Microsoft'un oyun dünyasında büyük yankı uyandıran abonelik hizmeti Game Pass'in kârlılığı, ilk kez 2017'de piyasaya sürülmesinden bu yana sektörde sürekli bir tartışma konusu olmuştur. Birçok uzmana göre, Microsoft devasa finansal gücünü kullanarak bu hizmeti bir süre sübvanse edebilir, ancak bu durum sonsuza kadar sürdürülemezdi. Bir noktada Game Pass'in kendi ayakları üzerinde durup kârlı hale gelmesi bekleniyordu.
Microsoft yetkilileri ise yıllar içinde Game Pass'in gerçekten kârlı ve sürdürülebilir olduğunu savunmuşlardır. Şirketin oyun bölümü lideri daha önce yaptığı açıklamalarda, Game Pass'in hem kendileri hem de geliştiriciler için çok başarılı olduğunu ve yeni konsol lansmanlarında oyunseverlerin halihazırda büyük bir oyun kütüphanesine sahip olmasının büyük bir avantaj sağlayacağını belirtmişti.
Ancak, abone sayısındaki yavaşlama ve son dönemde yaşanan stüdyo kapanışları ile işten çıkarmalar, Game Pass'in sürdürülebilirliği konusundaki şüpheleri yeniden alevlendirdi. Pek çok analist ve geliştirici, Microsoft'un abonelik modeline yaptığı yatırımın uzun vadede sürdürülemez olabileceği ve şirketin yanlış bir strateji izlediği görüşünde.
Şimdi ise, oyun endüstrisinden edinilen önemli bilgilere göre, Microsoft'un abonelik hizmetinin kârlılığını hesaplama yönteminde çarpıcı detaylar ortaya çıktı. Paylaşılan bilgilere göre, Game Pass işinin maliyetleri genellikle üçüncü taraflara ödenen ücretler, pazarlama harcamaları ve hizmetin operasyonel giderleri gibi kalemleri içeriyor. Ve bu ölçütlere göre, hizmet kârlı görünüyor.
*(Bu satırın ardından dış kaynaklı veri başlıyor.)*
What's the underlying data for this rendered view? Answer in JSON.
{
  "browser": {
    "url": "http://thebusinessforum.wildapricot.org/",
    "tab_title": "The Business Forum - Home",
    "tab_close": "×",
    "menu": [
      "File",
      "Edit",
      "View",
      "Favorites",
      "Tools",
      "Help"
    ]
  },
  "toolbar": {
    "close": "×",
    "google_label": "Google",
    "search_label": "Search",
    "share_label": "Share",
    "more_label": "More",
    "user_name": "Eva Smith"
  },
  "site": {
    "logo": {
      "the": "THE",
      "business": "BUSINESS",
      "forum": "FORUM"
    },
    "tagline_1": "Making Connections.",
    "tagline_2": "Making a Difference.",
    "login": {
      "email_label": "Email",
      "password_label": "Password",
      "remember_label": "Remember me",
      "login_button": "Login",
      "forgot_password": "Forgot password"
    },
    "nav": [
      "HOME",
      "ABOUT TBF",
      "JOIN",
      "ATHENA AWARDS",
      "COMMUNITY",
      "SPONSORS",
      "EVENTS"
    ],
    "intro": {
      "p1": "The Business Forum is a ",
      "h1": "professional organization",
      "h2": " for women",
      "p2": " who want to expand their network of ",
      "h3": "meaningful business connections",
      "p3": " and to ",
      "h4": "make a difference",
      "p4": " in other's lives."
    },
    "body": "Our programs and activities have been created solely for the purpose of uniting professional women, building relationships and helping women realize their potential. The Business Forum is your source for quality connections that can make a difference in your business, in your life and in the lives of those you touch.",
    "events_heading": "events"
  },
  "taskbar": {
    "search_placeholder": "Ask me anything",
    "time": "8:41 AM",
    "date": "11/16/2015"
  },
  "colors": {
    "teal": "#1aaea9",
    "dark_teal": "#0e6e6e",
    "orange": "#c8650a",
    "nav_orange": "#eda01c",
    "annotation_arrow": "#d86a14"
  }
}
Ancak asıl önemli nokta, hesaplamalara Xbox'ın kendi stüdyolarının (first-party) hizmet nedeniyle potansiyel olarak kaybettiği gelirlerin dahil edilmemesi. Eğer bu stüdyolar da piyasaya sürülen oyunlarından benzer bir telafi veya gelir paylaşımı alsaydı, Game Pass'in mevcut kârlılık tablosunun pek de doğru olmayabileceği iddia ediliyor.
Bu durumun önemi, özellikle Xbox'ın bünyesine The Coalition ve Halo Stüdyoları gibi kendi geliştiricilerinin yanı sıra, artık Activision Blizzard ve Bethesda gibi Call of Duty, Diablo ve DOOM gibi oyun dünyasının en değerli fikri mülkiyetlerinden bazılarına sahip dev yayıncıları da katmış olmasıyla daha da artıyor. Bu tür büyük yapımları Game Pass'e ilk günden sunmak, kaçınılmaz olarak kutulu satışlardan veya dijital indirmelerden elde edilecek potansiyel gelirlerde bir kayba yol açacaktır. Microsoft'un bu modeli ne kadar daha sürdürebileceği ise merak konusu olmaya devam ediyor.